I was featured in a Los Angeles Times article with my business partner, Stacy Gottula, discussing the “new normal” when it comes to luxury real estate marketing. From drones to helicopters and camera crews making “lifestyle films,” it certainly has been a fascinating evolution from when I first started in real estate many years ago! Technology is booming and the savviest players in the real estate industry are really learning great ways to use new technologies for marketing properties.
Read the full article below, by Tiffany Hsu:
Four decades ago, when Joyce Rey started out in real estate selling homes for the likes of Sonny and Cher, the most luxurious mansions in town would go for less than a million dollars. High-end home advertising involved a two-line notice, sans photo, in the classifieds section. Documents were hand-delivered by real estate agents who usually worked alone.
Rey now has five assistants. She and Stacy Gottula, her partner at Coldwell Banker Previews International, Estates Division, regularly deal with billionaires. Together, impeccably coiffed and fashionably dressed, they represent the currently most expensive home listing in the nation—the opulent, 25-acre, $195million Palazzo di Amore in Beverly Hills.
The estate—with its dozen bedrooms, 23 bathrooms, 27-car garage, vineyard, screening room, bowling alley and ocean views—is separated from the rest of the city by a quarter-mile of tree-lined driveway, seemingly transplanted from some magical corner of Provence. The palatial interior, aglow under glittering crystal chandeliers, is festooned with grand tapestries and gilded artwork.
Marketing such a property—where the 13,500 bottles of fine wine kept on site are considered a minor selling point—requires tact, creativity, and no small amount of capital, experts said.
Top real estate agents move in a tiny community, and image, reputation, and connections are everything. Their familiarity with extreme wealth soothes buyers, agents said. But it also allows them to screen out unwanted interest.

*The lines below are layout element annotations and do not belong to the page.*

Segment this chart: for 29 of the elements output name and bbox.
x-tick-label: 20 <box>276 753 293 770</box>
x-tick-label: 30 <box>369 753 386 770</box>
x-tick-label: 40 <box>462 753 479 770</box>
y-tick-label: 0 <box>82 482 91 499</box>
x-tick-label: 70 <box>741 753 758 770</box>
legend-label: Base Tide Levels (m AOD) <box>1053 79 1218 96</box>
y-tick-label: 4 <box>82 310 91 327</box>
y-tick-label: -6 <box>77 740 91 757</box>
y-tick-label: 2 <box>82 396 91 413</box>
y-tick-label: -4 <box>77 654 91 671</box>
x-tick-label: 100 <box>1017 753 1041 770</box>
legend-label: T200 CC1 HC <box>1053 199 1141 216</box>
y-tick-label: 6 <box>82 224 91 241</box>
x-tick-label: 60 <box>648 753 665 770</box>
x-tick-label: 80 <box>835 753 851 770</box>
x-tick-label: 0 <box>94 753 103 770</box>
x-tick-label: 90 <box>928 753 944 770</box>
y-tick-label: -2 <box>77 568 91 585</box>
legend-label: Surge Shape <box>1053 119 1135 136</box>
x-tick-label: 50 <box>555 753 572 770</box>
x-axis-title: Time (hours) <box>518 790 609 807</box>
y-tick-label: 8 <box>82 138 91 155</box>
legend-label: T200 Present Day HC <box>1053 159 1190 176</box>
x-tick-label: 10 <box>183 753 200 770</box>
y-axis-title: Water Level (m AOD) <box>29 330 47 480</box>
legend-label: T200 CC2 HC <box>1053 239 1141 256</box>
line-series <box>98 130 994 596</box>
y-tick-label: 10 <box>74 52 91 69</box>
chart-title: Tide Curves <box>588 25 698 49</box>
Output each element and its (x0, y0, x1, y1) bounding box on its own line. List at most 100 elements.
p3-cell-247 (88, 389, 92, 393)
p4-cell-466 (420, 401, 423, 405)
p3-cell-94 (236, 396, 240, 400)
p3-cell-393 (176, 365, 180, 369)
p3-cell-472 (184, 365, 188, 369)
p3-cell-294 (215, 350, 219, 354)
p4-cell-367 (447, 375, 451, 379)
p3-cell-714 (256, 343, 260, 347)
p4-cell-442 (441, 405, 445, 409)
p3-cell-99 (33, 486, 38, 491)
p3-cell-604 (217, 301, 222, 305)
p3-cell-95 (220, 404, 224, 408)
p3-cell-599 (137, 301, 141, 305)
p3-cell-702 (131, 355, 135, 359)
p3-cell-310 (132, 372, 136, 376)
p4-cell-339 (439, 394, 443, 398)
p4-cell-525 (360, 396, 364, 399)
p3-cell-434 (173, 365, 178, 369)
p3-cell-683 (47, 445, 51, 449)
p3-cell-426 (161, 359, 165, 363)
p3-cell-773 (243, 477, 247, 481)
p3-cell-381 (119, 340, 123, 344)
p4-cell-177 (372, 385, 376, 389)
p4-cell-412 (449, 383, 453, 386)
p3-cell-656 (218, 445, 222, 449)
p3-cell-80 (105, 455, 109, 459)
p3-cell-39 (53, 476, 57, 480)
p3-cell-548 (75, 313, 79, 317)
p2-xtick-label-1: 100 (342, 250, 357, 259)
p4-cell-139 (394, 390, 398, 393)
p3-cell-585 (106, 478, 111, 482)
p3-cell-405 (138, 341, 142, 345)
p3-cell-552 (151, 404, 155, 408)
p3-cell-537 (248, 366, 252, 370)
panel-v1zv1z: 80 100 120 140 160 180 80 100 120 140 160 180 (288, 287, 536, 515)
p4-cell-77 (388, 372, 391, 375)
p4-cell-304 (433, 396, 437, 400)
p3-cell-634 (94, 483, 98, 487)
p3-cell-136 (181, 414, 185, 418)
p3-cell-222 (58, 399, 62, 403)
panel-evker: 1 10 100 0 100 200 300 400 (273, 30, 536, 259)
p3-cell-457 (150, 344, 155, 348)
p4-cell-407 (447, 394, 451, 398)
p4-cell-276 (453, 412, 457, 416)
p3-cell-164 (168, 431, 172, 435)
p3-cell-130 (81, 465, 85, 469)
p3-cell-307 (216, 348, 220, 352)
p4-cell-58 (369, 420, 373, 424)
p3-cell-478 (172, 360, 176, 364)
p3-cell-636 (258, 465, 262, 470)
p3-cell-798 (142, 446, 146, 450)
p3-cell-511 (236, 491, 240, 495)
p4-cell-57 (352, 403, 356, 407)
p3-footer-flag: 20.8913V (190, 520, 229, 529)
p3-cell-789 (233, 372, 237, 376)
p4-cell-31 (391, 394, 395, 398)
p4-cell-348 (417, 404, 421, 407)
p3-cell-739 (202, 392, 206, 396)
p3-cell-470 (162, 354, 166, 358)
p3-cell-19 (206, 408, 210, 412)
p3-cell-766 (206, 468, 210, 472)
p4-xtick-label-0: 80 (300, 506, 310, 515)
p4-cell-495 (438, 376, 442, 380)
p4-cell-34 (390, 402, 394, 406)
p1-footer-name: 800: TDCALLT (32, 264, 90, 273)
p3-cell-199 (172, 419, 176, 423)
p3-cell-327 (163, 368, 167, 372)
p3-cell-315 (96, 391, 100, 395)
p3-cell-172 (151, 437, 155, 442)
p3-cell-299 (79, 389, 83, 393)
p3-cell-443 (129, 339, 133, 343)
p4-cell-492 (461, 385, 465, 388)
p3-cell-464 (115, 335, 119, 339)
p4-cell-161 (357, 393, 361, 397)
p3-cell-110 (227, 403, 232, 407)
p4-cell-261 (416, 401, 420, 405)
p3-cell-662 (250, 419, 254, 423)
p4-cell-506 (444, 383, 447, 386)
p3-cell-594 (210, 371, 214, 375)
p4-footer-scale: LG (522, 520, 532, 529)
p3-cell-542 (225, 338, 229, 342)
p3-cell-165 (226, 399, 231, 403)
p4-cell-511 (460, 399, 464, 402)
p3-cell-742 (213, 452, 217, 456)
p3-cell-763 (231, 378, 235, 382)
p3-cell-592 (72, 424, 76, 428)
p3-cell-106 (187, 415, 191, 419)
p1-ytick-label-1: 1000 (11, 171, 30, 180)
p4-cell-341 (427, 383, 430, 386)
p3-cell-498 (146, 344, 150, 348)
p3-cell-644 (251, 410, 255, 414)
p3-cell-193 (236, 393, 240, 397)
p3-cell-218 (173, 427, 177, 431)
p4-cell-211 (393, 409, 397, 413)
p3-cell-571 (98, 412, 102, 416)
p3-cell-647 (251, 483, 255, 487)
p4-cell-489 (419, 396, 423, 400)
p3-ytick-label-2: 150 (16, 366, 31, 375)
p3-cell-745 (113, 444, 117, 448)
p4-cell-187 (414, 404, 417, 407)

Rey and Gottula were given the Palazzo listing because of their previous track record, and because they had worked with its owner, real estate mogul Jeff Greene, on leasing the property to business people and prominent international families. Now, the partners open the house only to those with a private invitation or who have undergone a financial vetting process.
"You get a lot of looky-loos. A lot of these clients are very high profile and confidential," Stacy Gottula, a real estate agent of Coldwell Banker Previews International, said.